Honestly not much data on how insoluble or non-reactive the complexes are with herbs/otcs.  Probably pharms are better for something so serious, and anyways, pharms are virtually always better bang for their buck, heh.

I was aware of selenium being good for mercury poisoning, but thought it was just because of its potent antioxidant status, didn't know the bit about forming the complexes.  I think the same thing is happening between selenium and aluminum ions.

Folia Histochem Cytobiol. 2013;51(4):312-9.

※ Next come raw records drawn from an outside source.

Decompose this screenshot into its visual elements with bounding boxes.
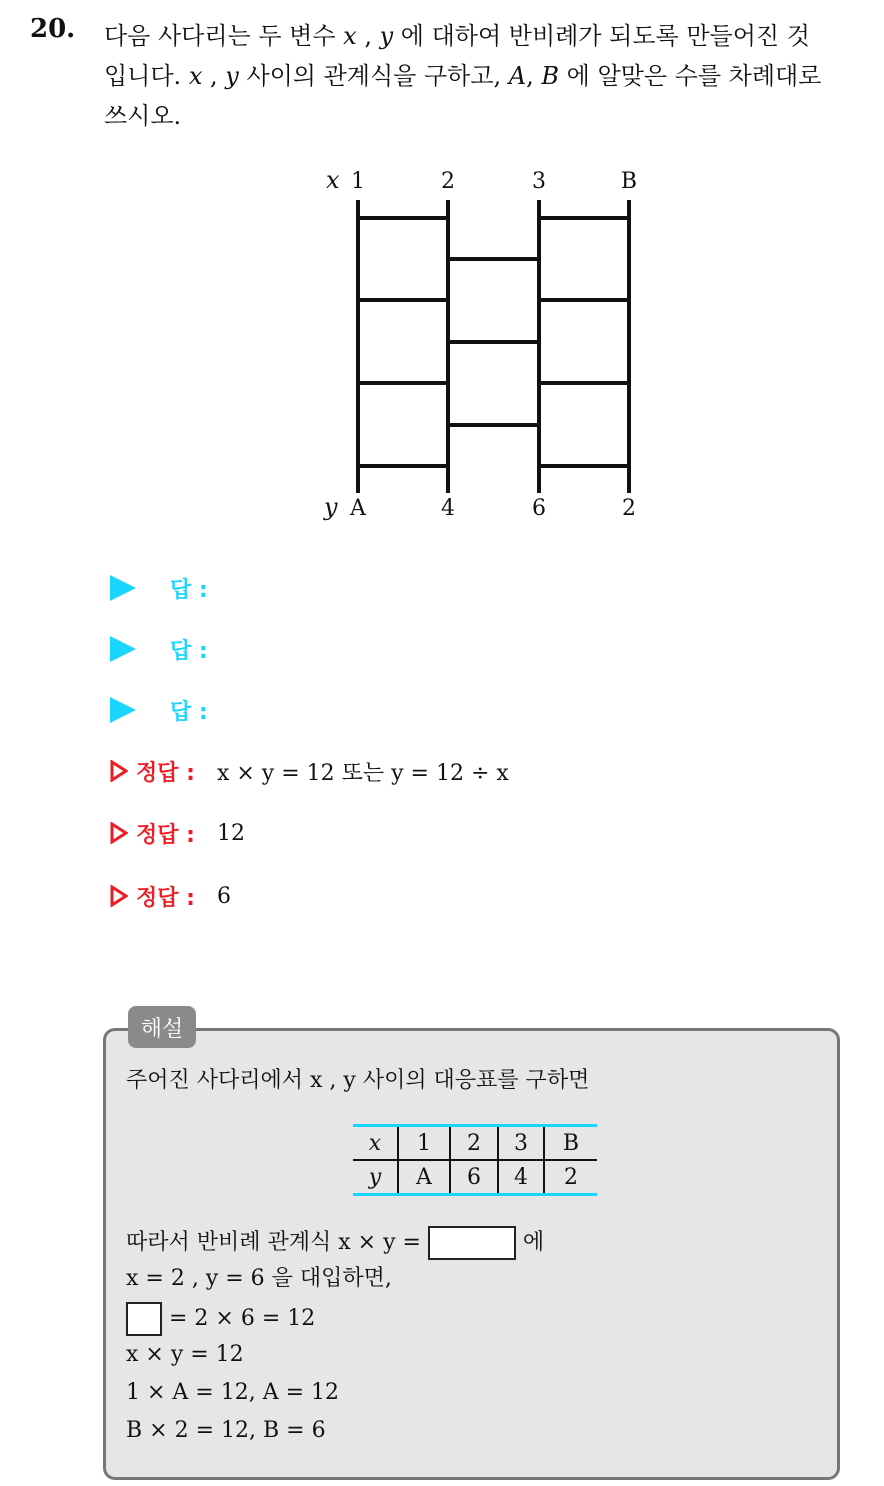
correct-answer-value: 6 (216, 883, 231, 909)
solution-line-3: x = 2 , y = 6 을 대입하면, (126, 1266, 392, 1291)
correct-answer-label: 정답 : (136, 822, 195, 848)
solution-line-7: B × 2 = 12, B = 6 (126, 1418, 326, 1443)
ladder-bottom-label: 2 (622, 496, 636, 521)
table-cell: 6 (450, 1160, 498, 1195)
blank-box (126, 1302, 162, 1336)
table-cell: 4 (498, 1160, 544, 1195)
table-row (353, 1160, 597, 1195)
solution-tag: 해설 (128, 1006, 196, 1048)
correct-answer-row-1 (110, 751, 509, 791)
solution-line-2: 따라서 반비례 관계식 x × y = 에 (126, 1226, 544, 1260)
table-row (353, 1126, 597, 1161)
solution-line-6: 1 × A = 12, A = 12 (126, 1380, 340, 1405)
var-B: B (541, 62, 560, 90)
var-y: y (379, 22, 394, 50)
table-cell: 1 (398, 1126, 450, 1161)
correct-answer-value: 12 (216, 820, 245, 846)
var-A: A (508, 62, 527, 90)
table-cell: 3 (498, 1126, 544, 1161)
var-x: x (343, 22, 357, 50)
ladder-var-y: y (324, 493, 338, 521)
ladder-top-label: 2 (441, 169, 455, 194)
solution-line-4: = 2 × 6 = 12 (126, 1302, 315, 1336)
answer-row-1 (110, 568, 208, 608)
ladder-top-label: B (620, 169, 638, 194)
correspondence-table (353, 1124, 597, 1196)
ladder-top-label: 1 (351, 169, 365, 194)
ladder-diagram (318, 158, 658, 528)
outline-triangle-icon (110, 885, 128, 907)
ladder-var-x: x (326, 166, 340, 194)
ladder-bottom-label: 4 (441, 496, 455, 521)
play-arrow-icon (110, 636, 136, 662)
ladder-bottom-label: A (350, 496, 366, 521)
play-arrow-icon (110, 697, 136, 723)
table-cell: y (353, 1160, 398, 1195)
correct-answer-row-2 (110, 813, 245, 853)
answer-label: 답 : (170, 699, 208, 725)
outline-triangle-icon (110, 822, 128, 844)
table-cell: x (353, 1126, 398, 1161)
table-cell: 2 (544, 1160, 597, 1195)
answer-label: 답 : (170, 577, 208, 603)
ladder-bottom-label: 6 (532, 496, 546, 521)
table-cell: B (544, 1126, 597, 1161)
play-arrow-icon (110, 575, 136, 601)
answer-row-3 (110, 690, 208, 730)
correct-answer-value: x × y = 12 또는 y = 12 ÷ x (216, 760, 509, 786)
table-cell: A (398, 1160, 450, 1195)
solution-line-1: 주어진 사다리에서 x , y 사이의 대응표를 구하면 (126, 1068, 590, 1093)
correct-answer-label: 정답 : (136, 885, 195, 911)
blank-box (428, 1226, 516, 1260)
outline-triangle-icon (110, 760, 128, 782)
question-number: 20. (30, 14, 76, 44)
answer-label: 답 : (170, 638, 208, 664)
ladder-top-label: 3 (532, 169, 546, 194)
solution-line-5: x × y = 12 (126, 1342, 244, 1367)
question-text: 다음 사다리는 두 변수 x , y 에 대하여 반비례가 되도록 만들어진 것 입니다. x , y 사이의 관계식을 구하고, A, B 에 알맞은 수를 차례대로 쓰시오. (104, 22, 822, 130)
correct-answer-row-3 (110, 876, 231, 916)
correct-answer-label: 정답 : (136, 760, 195, 786)
answer-row-2 (110, 629, 208, 669)
table-cell: 2 (450, 1126, 498, 1161)
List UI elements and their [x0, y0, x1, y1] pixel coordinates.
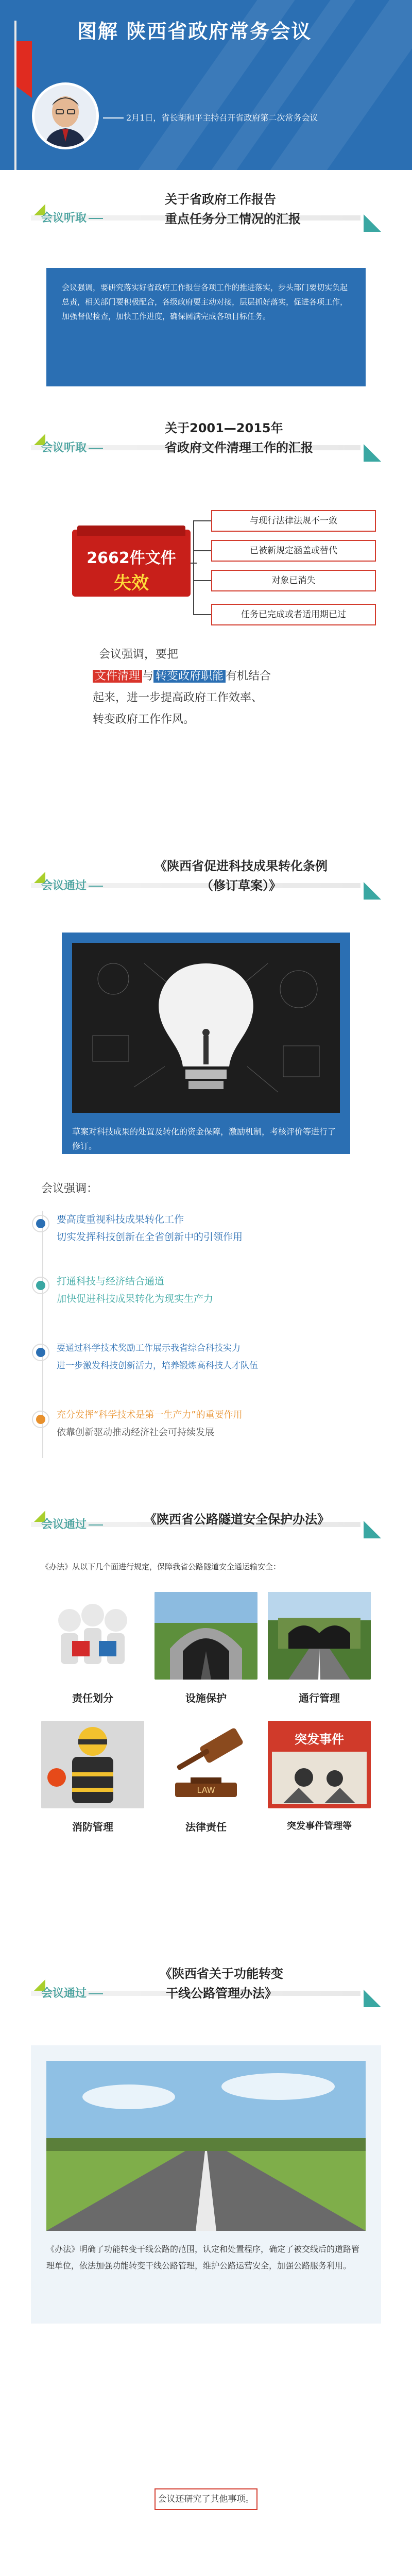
reason-item: 任务已完成或者适用期已过 [211, 604, 376, 625]
section-title-line: （修订草案）》 [201, 878, 281, 893]
section-heading-3 [31, 845, 381, 922]
summary-box: 会议强调，要研究落实好省政府工作报告各项工作的推进落实，步头部门要切实负起总责，相关部门要积极配合，各级政府要主动对接，层层抓好落实，促进各项工作，加强督促检查，加快工作进度，确保圆满完成各项目标任务。 [46, 268, 366, 386]
section-heading-5 [31, 1953, 381, 2030]
section-tag-label: 会议听取 [41, 442, 87, 454]
section-tag-label: 会议通过 [41, 1518, 87, 1531]
para-line: 转变政府工作作风。 [93, 713, 195, 726]
emergency-icon [268, 1721, 371, 1808]
flag-pole [14, 21, 16, 170]
section-title [160, 1964, 283, 2003]
section5-body: 《办法》明确了功能转变干线公路的范围，认定和处置程序，确定了被交线后的道路管理单位，依法加强功能转变干线公路管理，维护公路运营安全，加强公路服务利用。 [46, 2244, 360, 2270]
triangle-icon [364, 882, 381, 900]
icon-caption: 法律责任 [185, 1821, 227, 1833]
point-line: 要通过科学技术奖励工作展示我省综合科技实力 [57, 1343, 241, 1353]
point-line: 充分发挥“科学技术是第一生产力”的重要作用 [57, 1410, 243, 1420]
tunnel-icon [154, 1592, 258, 1680]
para-text: 与 [142, 670, 154, 683]
section-heading-4 [31, 1494, 381, 1551]
point-line: 依靠创新驱动推动经济社会可持续发展 [57, 1427, 214, 1438]
connector-line [191, 563, 197, 564]
section-title-line: 重点任务分工情况的汇报 [165, 212, 301, 226]
section-title-line: 省政府文件清理工作的汇报 [165, 440, 313, 455]
section-tag-label: 会议通过 [41, 879, 87, 892]
point-line: 进一步激发科技创新活力，培养锻炼高科技人才队伍 [57, 1361, 258, 1371]
para-line: 起来，进一步提高政府工作效率、 [93, 691, 263, 704]
icon-card [41, 1721, 144, 1834]
section-tag [41, 1985, 103, 2001]
emphasis-paragraph [93, 644, 360, 731]
section-title-line: 《陕西省促进科技成果转化条例 [154, 859, 328, 873]
connector-line [194, 520, 211, 521]
section-title-line: 关于省政府工作报告 [165, 192, 276, 207]
header-subtitle: 2月1日，省长胡和平主持召开省政府第二次常务会议 [126, 113, 318, 123]
icon-caption: 突发事件管理等 [287, 1821, 352, 1832]
section-tag-label: 会议听取 [41, 212, 87, 225]
gavel-icon [154, 1721, 258, 1808]
section-tag [41, 439, 103, 455]
reason-item: 已被新规定涵盖或替代 [211, 540, 376, 562]
section-title [165, 190, 301, 229]
avatar [32, 82, 99, 149]
triangle-icon [364, 1521, 381, 1538]
icon-caption: 通行管理 [299, 1692, 340, 1704]
connector-line [193, 520, 194, 615]
subtitle-dash [103, 117, 124, 118]
section-tag [41, 1516, 103, 1532]
section-tag [41, 877, 103, 893]
section-heading-1 [31, 185, 381, 252]
expired-files-box [72, 530, 191, 597]
flag-icon [16, 41, 32, 98]
bulb-image-box [62, 933, 350, 1154]
icon-card [268, 1592, 371, 1705]
point-card [57, 1406, 386, 1442]
emphasis-intro: 会议强调： [41, 1182, 98, 1195]
closing-note: 会议还研究了其他事项。 [154, 2488, 258, 2510]
section-title-line: 干线公路管理办法》 [166, 1986, 277, 2001]
para-line: 会议强调，要把 [99, 648, 179, 661]
law-sign-text: LAW [197, 1785, 215, 1795]
highlight-text: 文件清理 [93, 670, 142, 683]
point-line: 打通科技与经济结合通道 [57, 1276, 165, 1287]
icon-caption: 设施保护 [185, 1692, 227, 1704]
triangle-icon [364, 1990, 381, 2007]
dot-icon [36, 1415, 45, 1424]
icon-caption: 消防管理 [72, 1821, 113, 1833]
connector-line [194, 580, 211, 581]
section-title-line: 《陕西省关于功能转变 [160, 1967, 283, 1981]
section-title-line: 关于2001—2015年 [165, 421, 283, 435]
emergency-sign-text: 突发事件 [295, 1732, 344, 1747]
icon-card [268, 1721, 371, 1832]
highlight-text: 转变政府职能 [153, 670, 226, 683]
dot-icon [36, 1281, 45, 1290]
dot-icon [36, 1219, 45, 1228]
portrait-icon [35, 85, 96, 147]
header-banner [0, 0, 412, 170]
section-tag [41, 209, 103, 225]
dot-icon [36, 1348, 45, 1357]
icon-caption: 责任划分 [72, 1692, 113, 1704]
point-line: 切实发挥科技创新在全省创新中的引领作用 [57, 1231, 243, 1243]
file-count: 2662件文件 [87, 549, 176, 567]
page-title: 图解 陕西省政府常务会议 [77, 20, 312, 43]
reason-item: 与现行法律法规不一致 [211, 510, 376, 532]
road-image-box [31, 2045, 381, 2324]
section4-intro: 《办法》从以下几个面进行规定，保障我省公路隧道安全通运输安全： [41, 1562, 281, 1571]
expired-label: 失效 [114, 573, 149, 594]
reason-item: 对象已消失 [211, 570, 376, 591]
para-line [93, 666, 360, 687]
point-line: 要高度重视科技成果转化工作 [57, 1214, 184, 1225]
connector-line [194, 550, 211, 551]
section-title: 《陕西省公路隧道安全保护办法》 [144, 1512, 330, 1527]
section-title [154, 856, 328, 895]
point-card [57, 1273, 386, 1308]
bulb-caption: 草案对科技成果的处置及转化的资金保障，激励机制，考核评价等进行了修订。 [72, 1127, 336, 1151]
section-title [165, 418, 313, 457]
folder-tab [77, 526, 185, 536]
point-card [57, 1340, 386, 1375]
firefighter-icon [41, 1721, 144, 1808]
triangle-icon [364, 444, 381, 462]
road-icon [46, 2061, 366, 2231]
connector-line [194, 614, 211, 615]
people-puzzle-icon [41, 1592, 144, 1680]
section-tag-label: 会议通过 [41, 1987, 87, 2000]
lightbulb-icon [72, 943, 340, 1113]
icon-card [154, 1592, 258, 1705]
triangle-icon [364, 214, 381, 232]
tunnel-road-icon [268, 1592, 371, 1680]
point-card [57, 1211, 386, 1246]
icon-card [41, 1592, 144, 1705]
icon-card [154, 1721, 258, 1834]
point-line: 加快促进科技成果转化为现实生产力 [57, 1293, 214, 1304]
para-text: 有机结合 [226, 670, 271, 683]
section-heading-2 [31, 407, 381, 484]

Effect of vitamin E and selenium against aluminum-induced nephrotoxicity in pregnant rats.

Abdel-Hamid GA¹.

Abstract

Kidney is one of the most affected organs by aluminium toxicity. This study aimed to investigate the effect of aluminium chloride on the kidney of pregnant rats and to assess the efficiency of vitamin E and selenium in ameliorating this effect. Forty virgin albino rats were randomly divided into two main groups. Control rats were further divided into negative control group (C1, n = 10) which received distilled water and positive control group (C2, n = 10) that received vitamin E (VE, 150 mg/kg/day) and selenium (NaSe 150 μg/kg/day) for 3 months through intra-gastric tube. The experimental group was divided into an E1 subgroup in which rats received aluminium chloride (AlCl₃, 150 mg/kg/day, n = 10) and E2 subgroup (n = 10) in which animals received the same dose of AlCl₃ plus VE and selenium at the same doses as C2 group for 3 months through intra-gastric tube. Conception of rats was allowed. AlCl₃, VE and NaSe were given through intragastric tube during the whole length of the pregnancy, at the same doses as before pregnancy. At the 20th day of gestation dams were sacrificed, kidneys were dissected and processed for routine histological and immunohistochemical staining for identification of T-lymphocytes and macrophages. Integrated optical density of both cell types was assessed. AlCl₃ administration induced histopathological changes in the kidney of pregnant rats and increased the density of CD3 and CD68 immunoreactive cells, suggestive of the associated aluminium-induced inflammatory process. Vitamin E and selenium minimized these harmful effects. The results suggest that diets rich in vitamin E and selenium and their supplements are advised particularly during pregnancy to alleviate the effects of possible excessive aluminium exposure.

 

 

African Journal of Biotechnology.  Vol.3(1), pp. 88-93 , January 2004

The effects of aluminium and selenium supplementation on brain and liver antioxidant status in the rat

M. G. Abubakar¹*, A. Taylor² and G. A. Ferns²

Abstract

This in vivo study was designed to investigate the potential of aluminium (Al), in the absence of added iron, to participate in either antioxidant or pro-oxidant events. Some markers of oxidative stress were determined in liver and brain of rats exposed to aluminium lactate, either alone or in the presence of dietary supplements of selenium (se) as selenite. Exposure to aluminium for 21 days resulted in a statistically significant (P<0.05) decrease in brain glutathione. However, a non-significant increase in hepatic glutathione was observed in animals supplemented with either Se or Al, but Al in combination with Se prevented this elevation. In the brain a statistically non-significant increase (P>0.05) was observed in the GSH content. Contrary to what is known, Al exposure resulted in statistically significant decrease (P<0.001) in lipid peroxidation as measured by production of malondialdehyde in both liver and brain. Aluminium exposure had no significant effect on the liver and brain superoxide dismutase activity. Results of the present study suggest that in rat aluminium exposure may have both pro-oxidant and antioxidant effect. Furthermore, Se supplementation may offer some protection against aluminium toxicity but this needs to be further elucidated.